魯迅博物館

 北京の魯迅博物館に去年に続いて二度目の訪問でした。南河沿大街のホテルを出て、天安門大通りに出ます。そこから左に行けば王府井駅、右に向かえば天安門東駅です。私たちは天安門東駅から東西線の1号線に乗りました。復興門駅で環状線の2号線に乗り換えて、二つ目の阜成門で降りるとすぐ50メートルくらい路地のつきあたりが魯迅の旧居と展示館からなる魯迅博物館です。
 日本留学から戻った魯迅は故郷紹興ではなく、杭州を経て、国民政府首都の南京から、遷都された北京に移り、そこで文筆活動を始めるのですが、北京大学の講師や、北京女子師範大学の教授の傍ら小説をあいついで発表したのでした。

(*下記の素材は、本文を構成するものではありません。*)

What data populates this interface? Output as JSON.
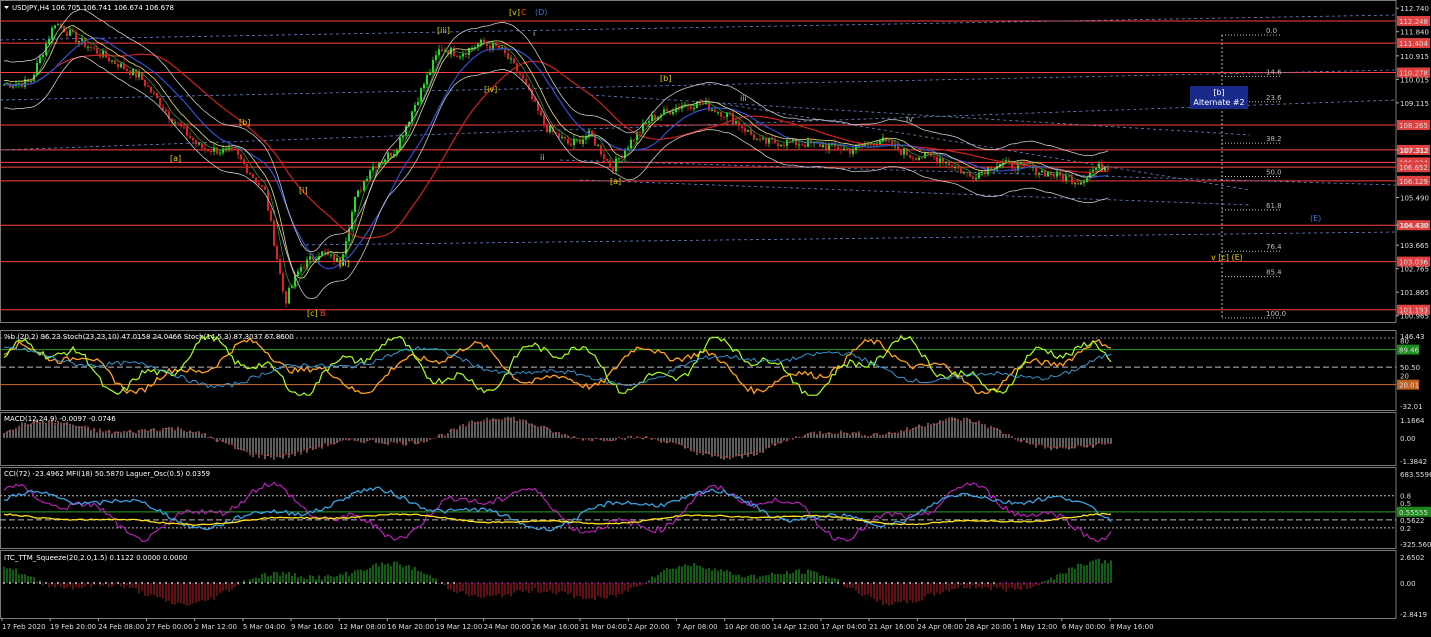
{
  "header": {
    "symbol_label": "USDJPY,H4  106.705 106.741 106.674 106.678"
  },
  "main_pane": {
    "price_axis": [
      "112.740",
      "111.840",
      "110.915",
      "110.015",
      "109.115",
      "107.312",
      "105.490",
      "104.430",
      "103.665",
      "102.765",
      "101.865",
      "100.965"
    ],
    "hlines": [
      {
        "price": "112.248",
        "color": "#ff4040"
      },
      {
        "price": "111.404",
        "color": "#ff4040"
      },
      {
        "price": "110.278",
        "color": "#ff4040"
      },
      {
        "price": "108.265",
        "color": "#ff4040"
      },
      {
        "price": "107.312",
        "color": "#ff4040"
      },
      {
        "price": "106.834",
        "color": "#ff4040"
      },
      {
        "price": "106.652",
        "color": "#ff4040"
      },
      {
        "price": "106.129",
        "color": "#ff4040"
      },
      {
        "price": "104.430",
        "color": "#ff4040"
      },
      {
        "price": "103.036",
        "color": "#ff4040"
      },
      {
        "price": "101.193",
        "color": "#ff4040"
      }
    ],
    "fib_levels": [
      "0.0",
      "14.6",
      "23.6",
      "38.2",
      "50.0",
      "61.8",
      "76.4",
      "85.4",
      "100.0"
    ],
    "wave_labels": [
      {
        "text": "[v]",
        "color": "#e6d200"
      },
      {
        "text": "C",
        "color": "#ff4040"
      },
      {
        "text": "(D)",
        "color": "#3a7bd5"
      },
      {
        "text": "[iii]",
        "color": "#e6d200"
      },
      {
        "text": "[b]",
        "color": "#e6d200"
      },
      {
        "text": "[a]",
        "color": "#e6d200"
      },
      {
        "text": "[iv]",
        "color": "#e6d200"
      },
      {
        "text": "[i]",
        "color": "#e6d200"
      },
      {
        "text": "[ii]",
        "color": "#e6d200"
      },
      {
        "text": "[c]",
        "color": "#e6d200"
      },
      {
        "text": "B",
        "color": "#ff4040"
      },
      {
        "text": "[a]",
        "color": "#e6d200"
      },
      {
        "text": "[b]",
        "color": "#e6d200"
      },
      {
        "text": "(E)",
        "color": "#3a7bd5"
      },
      {
        "text": "v [c] (E)",
        "color": "#e6d200"
      },
      {
        "text": "ii",
        "color": "#9fd7a0"
      },
      {
        "text": "iii",
        "color": "#9fd7a0"
      },
      {
        "text": "iv",
        "color": "#9fd7a0"
      },
      {
        "text": "i",
        "color": "#9fd7a0"
      }
    ],
    "annotation_box": {
      "line1": "[b]",
      "line2": "Alternate #2"
    }
  },
  "stoch_pane": {
    "title": "%b (20,2) 96.23  Stoch(23,23,10) 47.0158 24.0466  Stoch(14,5,3) 87.3037 67.8600",
    "axis": [
      "146.43",
      "80",
      "50.50",
      "20",
      "-32.01"
    ],
    "highlight": "89.46",
    "highlight2": "20.01"
  },
  "macd_pane": {
    "title": "MACD(12,24,9) -0.0097 -0.0746",
    "axis": [
      "1.1664",
      "0.00",
      "-1.3842"
    ]
  },
  "cci_pane": {
    "title": "CCI(72) -23.4962  MFI(18) 50.5870  Laguer_Osc(0.5) 0.0359",
    "axis": [
      "683.5596",
      "0.8",
      "0.5",
      "0.5622",
      "0.2",
      "-325.5602"
    ],
    "highlight": "0.55555"
  },
  "ttm_pane": {
    "title": "ITC_TTM_Squeeze(20,2.0,1.5) 0.1122 0.0000 0.0000",
    "axis": [
      "2.6502",
      "0.00",
      "-2.8419"
    ]
  },
  "time_axis": [
    "17 Feb 2020",
    "19 Feb 20:00",
    "24 Feb 08:00",
    "27 Feb 00:00",
    "2 Mar 12:00",
    "5 Mar 04:00",
    "9 Mar 16:00",
    "12 Mar 08:00",
    "16 Mar 20:00",
    "19 Mar 12:00",
    "24 Mar 00:00",
    "26 Mar 16:00",
    "31 Mar 04:00",
    "2 Apr 20:00",
    "7 Apr 08:00",
    "10 Apr 00:00",
    "14 Apr 12:00",
    "17 Apr 04:00",
    "21 Apr 16:00",
    "24 Apr 08:00",
    "28 Apr 20:00",
    "1 May 12:00",
    "6 May 00:00",
    "8 May 16:00"
  ],
  "colors": {
    "background": "#000000",
    "grid": "#3a3a3a",
    "level": "#ff4040",
    "bull": "#22dd22",
    "bear": "#dd2222"
  }
}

 博物館には仙台医専時代の通信簿も展示されていますが、成績はあまり良くなかったようです。2年で中退し、夏目漱石の旧宅に住んだりしています。やはり、魯迅のことを思うとき、かならず竹内好さんのことが頭をよぎります。魯迅の原稿がたくさん展示されてありますが、本当に字がうまいのです。細い筆できちんとます目をうめているのですから、そうとう几帳面な人だということがわかります。
 環状線の内側、しかも1号線から乗り換えた次の駅ですから、中心部にほぼ近いところに魯迅はすんでいたことになります。魯迅の旧居は、通りから100メートルくらい入った路地のつきあたりで、門の中は広く、ゆったりとした所にありました。
 今度は是非、生まれ故郷の紹興市に行ってみたいと思ったのでした。